Christian salvation is far more than a juridical proclamation of innocence: it is relational. Our salvation is an ontological union with the Jesus Christ, the second Person of the Holy Trinity. This union with Christ imparts to us our destiny in Christ. St. Paul writes of our union in Christ:

Therefore, if you were raised together with Christ, seek the things above, where Christ is sitting at the right hand of God. Think of the things above, not upon the things on earth. For you died [together with Christ] and your life has been hidden together with Christ in God. Whenever Christ, who is your life, might be revealed, then also you will be revealed together with him in glory (Col 3: 1 – 4).

Our lives are to correspond to this reality, and we are to “Put to death, therefore, the ‘earthly’ aspects of your life: immorality, impurity, passion, evil desire, and covetousness, which is idolatry” (Col 3:5). This list is not limited to these sins — St. Paul expects us to get the idea.

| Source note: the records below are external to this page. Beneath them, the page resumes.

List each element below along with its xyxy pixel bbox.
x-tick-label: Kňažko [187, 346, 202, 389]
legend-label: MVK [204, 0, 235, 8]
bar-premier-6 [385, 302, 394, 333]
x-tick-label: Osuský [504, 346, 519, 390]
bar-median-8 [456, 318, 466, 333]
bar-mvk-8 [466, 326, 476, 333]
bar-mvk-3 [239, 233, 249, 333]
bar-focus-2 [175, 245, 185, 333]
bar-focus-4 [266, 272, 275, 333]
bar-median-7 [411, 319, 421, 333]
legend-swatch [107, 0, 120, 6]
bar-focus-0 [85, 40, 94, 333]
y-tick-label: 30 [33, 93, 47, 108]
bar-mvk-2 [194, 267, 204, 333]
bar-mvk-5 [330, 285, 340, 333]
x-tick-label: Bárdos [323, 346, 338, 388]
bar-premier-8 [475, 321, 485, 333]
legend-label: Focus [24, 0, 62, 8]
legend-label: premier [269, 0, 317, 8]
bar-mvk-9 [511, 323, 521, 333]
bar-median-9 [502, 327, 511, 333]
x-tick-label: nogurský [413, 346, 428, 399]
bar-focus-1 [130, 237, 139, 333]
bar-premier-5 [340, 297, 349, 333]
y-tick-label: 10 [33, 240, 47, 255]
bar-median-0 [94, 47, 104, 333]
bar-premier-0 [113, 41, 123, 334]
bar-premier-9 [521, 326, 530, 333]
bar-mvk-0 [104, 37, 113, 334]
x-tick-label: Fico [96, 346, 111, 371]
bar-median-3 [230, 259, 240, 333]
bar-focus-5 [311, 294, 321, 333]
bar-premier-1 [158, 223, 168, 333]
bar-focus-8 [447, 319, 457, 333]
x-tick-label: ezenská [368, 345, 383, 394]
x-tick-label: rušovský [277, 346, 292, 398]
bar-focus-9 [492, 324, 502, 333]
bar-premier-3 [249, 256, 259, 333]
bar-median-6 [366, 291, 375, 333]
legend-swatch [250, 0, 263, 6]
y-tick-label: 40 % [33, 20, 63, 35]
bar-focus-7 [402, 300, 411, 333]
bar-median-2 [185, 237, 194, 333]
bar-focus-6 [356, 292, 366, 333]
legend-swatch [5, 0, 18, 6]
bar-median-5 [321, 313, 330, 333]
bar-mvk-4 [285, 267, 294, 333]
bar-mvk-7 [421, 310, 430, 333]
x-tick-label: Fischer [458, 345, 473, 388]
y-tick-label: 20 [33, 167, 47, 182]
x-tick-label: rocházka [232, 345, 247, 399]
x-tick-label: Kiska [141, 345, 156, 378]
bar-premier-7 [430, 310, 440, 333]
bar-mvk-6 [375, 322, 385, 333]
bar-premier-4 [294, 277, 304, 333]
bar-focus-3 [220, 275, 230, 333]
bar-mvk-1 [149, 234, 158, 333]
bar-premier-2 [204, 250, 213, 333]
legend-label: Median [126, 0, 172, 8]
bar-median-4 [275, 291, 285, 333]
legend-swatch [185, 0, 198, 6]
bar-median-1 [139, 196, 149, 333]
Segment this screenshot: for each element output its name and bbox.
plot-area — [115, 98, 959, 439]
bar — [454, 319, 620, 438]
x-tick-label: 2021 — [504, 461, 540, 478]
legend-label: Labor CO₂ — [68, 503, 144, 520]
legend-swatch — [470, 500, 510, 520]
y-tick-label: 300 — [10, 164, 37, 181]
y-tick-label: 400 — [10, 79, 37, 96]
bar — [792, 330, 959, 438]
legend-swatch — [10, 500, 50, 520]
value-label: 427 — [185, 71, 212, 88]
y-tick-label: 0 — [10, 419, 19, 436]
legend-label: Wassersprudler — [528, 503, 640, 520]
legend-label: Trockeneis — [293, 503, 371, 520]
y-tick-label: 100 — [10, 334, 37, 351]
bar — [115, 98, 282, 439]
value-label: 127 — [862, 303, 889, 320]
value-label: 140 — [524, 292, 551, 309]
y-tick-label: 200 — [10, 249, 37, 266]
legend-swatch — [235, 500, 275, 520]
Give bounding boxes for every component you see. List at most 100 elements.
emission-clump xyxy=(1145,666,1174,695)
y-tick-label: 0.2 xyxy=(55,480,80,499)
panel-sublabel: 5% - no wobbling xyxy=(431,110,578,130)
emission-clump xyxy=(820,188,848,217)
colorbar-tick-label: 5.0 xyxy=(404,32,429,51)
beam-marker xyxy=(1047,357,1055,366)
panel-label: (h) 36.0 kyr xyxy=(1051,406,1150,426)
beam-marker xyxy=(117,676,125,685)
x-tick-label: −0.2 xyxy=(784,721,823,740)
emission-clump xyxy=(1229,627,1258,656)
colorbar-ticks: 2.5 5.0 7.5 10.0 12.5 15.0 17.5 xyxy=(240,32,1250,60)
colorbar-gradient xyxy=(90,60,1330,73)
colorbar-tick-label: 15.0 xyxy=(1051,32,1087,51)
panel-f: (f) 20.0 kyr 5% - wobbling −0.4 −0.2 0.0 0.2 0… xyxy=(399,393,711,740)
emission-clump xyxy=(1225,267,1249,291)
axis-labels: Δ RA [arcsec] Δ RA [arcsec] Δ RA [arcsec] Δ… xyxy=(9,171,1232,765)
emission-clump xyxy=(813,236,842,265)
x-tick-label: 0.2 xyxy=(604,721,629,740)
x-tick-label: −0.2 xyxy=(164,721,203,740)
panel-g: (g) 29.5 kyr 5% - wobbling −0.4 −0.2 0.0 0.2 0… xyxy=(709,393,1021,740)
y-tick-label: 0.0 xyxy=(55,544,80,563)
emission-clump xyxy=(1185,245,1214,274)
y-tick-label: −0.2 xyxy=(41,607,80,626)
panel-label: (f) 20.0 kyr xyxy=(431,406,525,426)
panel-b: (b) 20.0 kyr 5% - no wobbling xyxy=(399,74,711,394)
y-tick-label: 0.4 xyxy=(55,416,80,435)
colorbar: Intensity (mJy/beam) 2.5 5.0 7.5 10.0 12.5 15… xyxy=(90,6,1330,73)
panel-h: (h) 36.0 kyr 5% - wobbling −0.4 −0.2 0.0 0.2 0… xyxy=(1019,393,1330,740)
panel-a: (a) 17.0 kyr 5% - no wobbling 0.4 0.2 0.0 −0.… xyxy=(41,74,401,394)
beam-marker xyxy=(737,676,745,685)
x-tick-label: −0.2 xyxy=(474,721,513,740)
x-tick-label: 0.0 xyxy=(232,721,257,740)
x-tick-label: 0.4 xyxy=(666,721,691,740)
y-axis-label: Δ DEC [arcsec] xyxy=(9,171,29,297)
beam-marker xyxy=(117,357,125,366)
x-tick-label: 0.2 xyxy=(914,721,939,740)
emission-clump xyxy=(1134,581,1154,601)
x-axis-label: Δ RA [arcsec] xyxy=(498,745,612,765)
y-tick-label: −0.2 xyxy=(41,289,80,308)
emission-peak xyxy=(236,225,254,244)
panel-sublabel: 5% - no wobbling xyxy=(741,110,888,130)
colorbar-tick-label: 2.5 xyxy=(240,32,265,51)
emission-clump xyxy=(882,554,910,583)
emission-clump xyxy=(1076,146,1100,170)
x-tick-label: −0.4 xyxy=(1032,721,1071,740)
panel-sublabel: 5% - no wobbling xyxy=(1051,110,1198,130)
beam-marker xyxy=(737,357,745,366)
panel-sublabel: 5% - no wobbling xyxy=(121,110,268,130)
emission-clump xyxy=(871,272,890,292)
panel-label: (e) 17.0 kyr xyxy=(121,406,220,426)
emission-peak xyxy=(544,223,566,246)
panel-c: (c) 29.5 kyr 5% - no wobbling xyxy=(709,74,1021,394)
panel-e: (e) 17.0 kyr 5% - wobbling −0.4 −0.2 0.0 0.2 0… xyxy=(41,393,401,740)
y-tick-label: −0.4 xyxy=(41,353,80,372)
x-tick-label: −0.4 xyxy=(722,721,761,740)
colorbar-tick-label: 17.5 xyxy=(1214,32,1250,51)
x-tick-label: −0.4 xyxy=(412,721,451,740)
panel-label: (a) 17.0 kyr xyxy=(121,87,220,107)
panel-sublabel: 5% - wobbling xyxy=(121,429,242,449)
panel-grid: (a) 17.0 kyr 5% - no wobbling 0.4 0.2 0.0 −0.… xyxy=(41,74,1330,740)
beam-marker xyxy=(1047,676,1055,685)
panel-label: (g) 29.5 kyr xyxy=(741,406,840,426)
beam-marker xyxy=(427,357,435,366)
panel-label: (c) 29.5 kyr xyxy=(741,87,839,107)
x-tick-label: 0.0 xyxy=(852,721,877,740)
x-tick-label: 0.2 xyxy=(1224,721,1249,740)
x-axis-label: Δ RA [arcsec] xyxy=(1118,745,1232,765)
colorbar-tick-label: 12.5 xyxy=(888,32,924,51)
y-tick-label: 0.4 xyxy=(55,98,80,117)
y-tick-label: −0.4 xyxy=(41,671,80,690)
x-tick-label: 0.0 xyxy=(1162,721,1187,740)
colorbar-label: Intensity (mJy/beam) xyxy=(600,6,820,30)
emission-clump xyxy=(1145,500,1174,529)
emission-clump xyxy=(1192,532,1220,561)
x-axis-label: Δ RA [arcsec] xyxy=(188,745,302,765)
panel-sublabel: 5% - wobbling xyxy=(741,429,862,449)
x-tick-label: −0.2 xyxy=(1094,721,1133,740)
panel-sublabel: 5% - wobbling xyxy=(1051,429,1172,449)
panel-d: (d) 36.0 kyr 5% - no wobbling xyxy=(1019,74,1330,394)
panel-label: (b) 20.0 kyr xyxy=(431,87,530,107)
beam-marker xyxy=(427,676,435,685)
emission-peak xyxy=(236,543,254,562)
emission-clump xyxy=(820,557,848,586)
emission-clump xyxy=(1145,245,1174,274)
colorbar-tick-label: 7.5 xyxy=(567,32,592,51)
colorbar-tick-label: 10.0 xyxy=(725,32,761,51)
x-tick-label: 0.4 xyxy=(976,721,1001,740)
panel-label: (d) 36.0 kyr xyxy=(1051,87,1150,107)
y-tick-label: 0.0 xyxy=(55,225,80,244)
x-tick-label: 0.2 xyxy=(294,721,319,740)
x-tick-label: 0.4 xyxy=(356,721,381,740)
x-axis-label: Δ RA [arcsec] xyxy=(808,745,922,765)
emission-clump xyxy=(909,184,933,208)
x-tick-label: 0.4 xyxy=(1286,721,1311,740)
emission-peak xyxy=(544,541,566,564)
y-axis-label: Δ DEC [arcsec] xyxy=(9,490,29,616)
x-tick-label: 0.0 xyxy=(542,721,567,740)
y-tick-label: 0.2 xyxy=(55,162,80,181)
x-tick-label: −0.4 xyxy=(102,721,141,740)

We are to have an additional response which requires positive action. As we are to eliminate corrupting habits, we also are to acquire new habits, new virtues:

Therefore, clothe yourselves, as the elect of God holy and beloved, compassion, kindness, lowliness, meekness, patience, forbearing one another and, if one has a complaint against another, forgiving each other; as the Lord has forgiven you, so you also must forgive. And over all these put on love, which binds everything together in perfection. And let the peace of Christ rule in your hearts to which you were called in one body. And become thankful (Col 3: 12 – 15).